The Big Questions

Today is Stephen Meyer’s birthday! When he was fourteen he started questioning the meaning of life’s achievements and trophies when death ultimately concludes all will be forgotten. His worrying—he called it— became eventually “a fear of a fear of a fear.” At fourteen, he concluded his life was over.

But enter the writings of the French philosopher, Jean-Paul Sartre, who concluded “No finite point has any meaning unless it has an infinite reference point.” What is the value of this life unless there is a transcendent personal God? One good thing became apparent to Meyer: he was not going insane; he was becoming a philosopher.

Eventually he learned that many in his generation were thinking the same thing because they, too, were being informed by the most educated and respected minds that God didn’t exist. The most popular and brilliant scientific minds concluded a materialistic interpretation of reality in which God was not needed to bring anything into existence. They pushed this metaphysical worldview in the educational system. The philosophy of the day became existentialism: that every person is alone responsible for the course of their own life. There is no eternal plan, for, there is no God.

It gets worse: the empiricist, David Hume, then argued, that the laws of nature depend on inductive reasoning (we learn any natural law by repeatedly observing the same result for a given controlled condition or cause). “But how dependable is our perception of things? ” Intelligent minds wanted to know. Darwin, himself, in later years, confided in a friend,

“With me the horrible doubt always arises whether the convictions of man’s mind, which has been developed from the mind of the lower animals, are of any value or at all trustworthy. Would anyone trust in the convictions of a monkey’s mind, if there are any convictions in such a mind?”
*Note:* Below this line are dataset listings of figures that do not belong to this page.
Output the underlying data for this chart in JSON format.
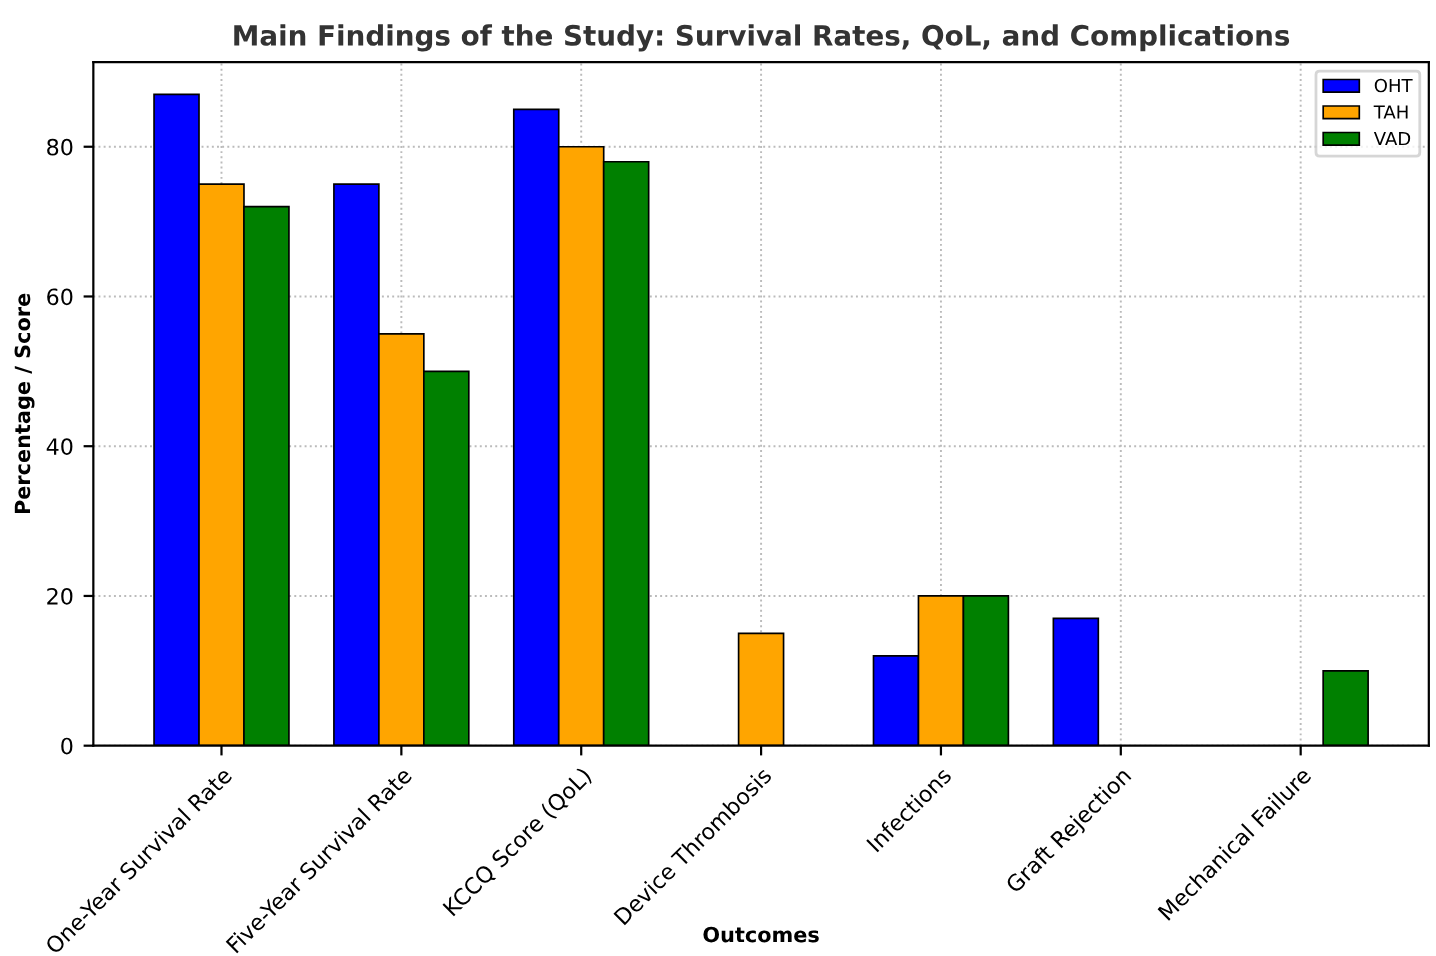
{
  "chart_data": {
    "type": "bar",
    "title": "Main Findings of the Study: Survival Rates, QoL, and Complications",
    "xlabel": "Outcomes",
    "ylabel": "Percentage / Score",
    "categories": [
      "One-Year Survival Rate",
      "Five-Year Survival Rate",
      "KCCQ Score (QoL)",
      "Device Thrombosis",
      "Infections",
      "Graft Rejection",
      "Mechanical Failure"
    ],
    "series": [
      {
        "name": "OHT",
        "color": "#0000ff",
        "values": [
          87,
          75,
          85,
          null,
          12,
          17,
          null
        ]
      },
      {
        "name": "TAH",
        "color": "#ffa500",
        "values": [
          75,
          55,
          80,
          15,
          20,
          null,
          null
        ]
      },
      {
        "name": "VAD",
        "color": "#008000",
        "values": [
          72,
          50,
          78,
          null,
          20,
          null,
          10
        ]
      }
    ],
    "ylim": [
      0,
      91.3
    ],
    "yticks": [
      0,
      20,
      40,
      60,
      80
    ],
    "grid": true,
    "legend": "top right"
  }
}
A Boltzmann Brain has a false perception and memory due to a wave fluctuation at the “Big Bang”

Maybe we all have “Boltzmann brains”. The theory says that at the time the universe was coming into existence there might have been a small fluctuation in the wave function from which the universe came [ψ] leading some of our brains to become Boltzmann brains instead of natural brains, in which our memories and perceptions were no longer reliable. [no joke!]

“I remember,” Meyer recalled, “looking at a windowsill in my bedroom and wondering if the impression of it in my mind accurately represented the actual object in the world.” It was inevitable that such a philosophy would come to question knowledge itself. “How do I know that my perceptions of reality are accurate?” he worried.

After teaching him to recognize an orange along with other fruit, I recall teaching our three year old son his colors. Pointing to the color “yellow” I asked “what color is this?” He responded cleverly, “Orange!” You see, oranges are naturally yellow in color; so, he was correct but we had some relearning to schedule.

Viktor Frankl, who, little doubt, amassed profound wisdom from his experience in a German concentration camp, and who, consequently, wrote his classic work, “Man’s Search for Meaning,” reminded us that such questions are okay to ask.

The real truth here is that we need God in our lives to get the answers.

Hebrews 11:6 [ESV] “Whoever would draw near to God must believe that he exists and that he rewards those who seek him.”

We give up a lot when we give up a faith in God!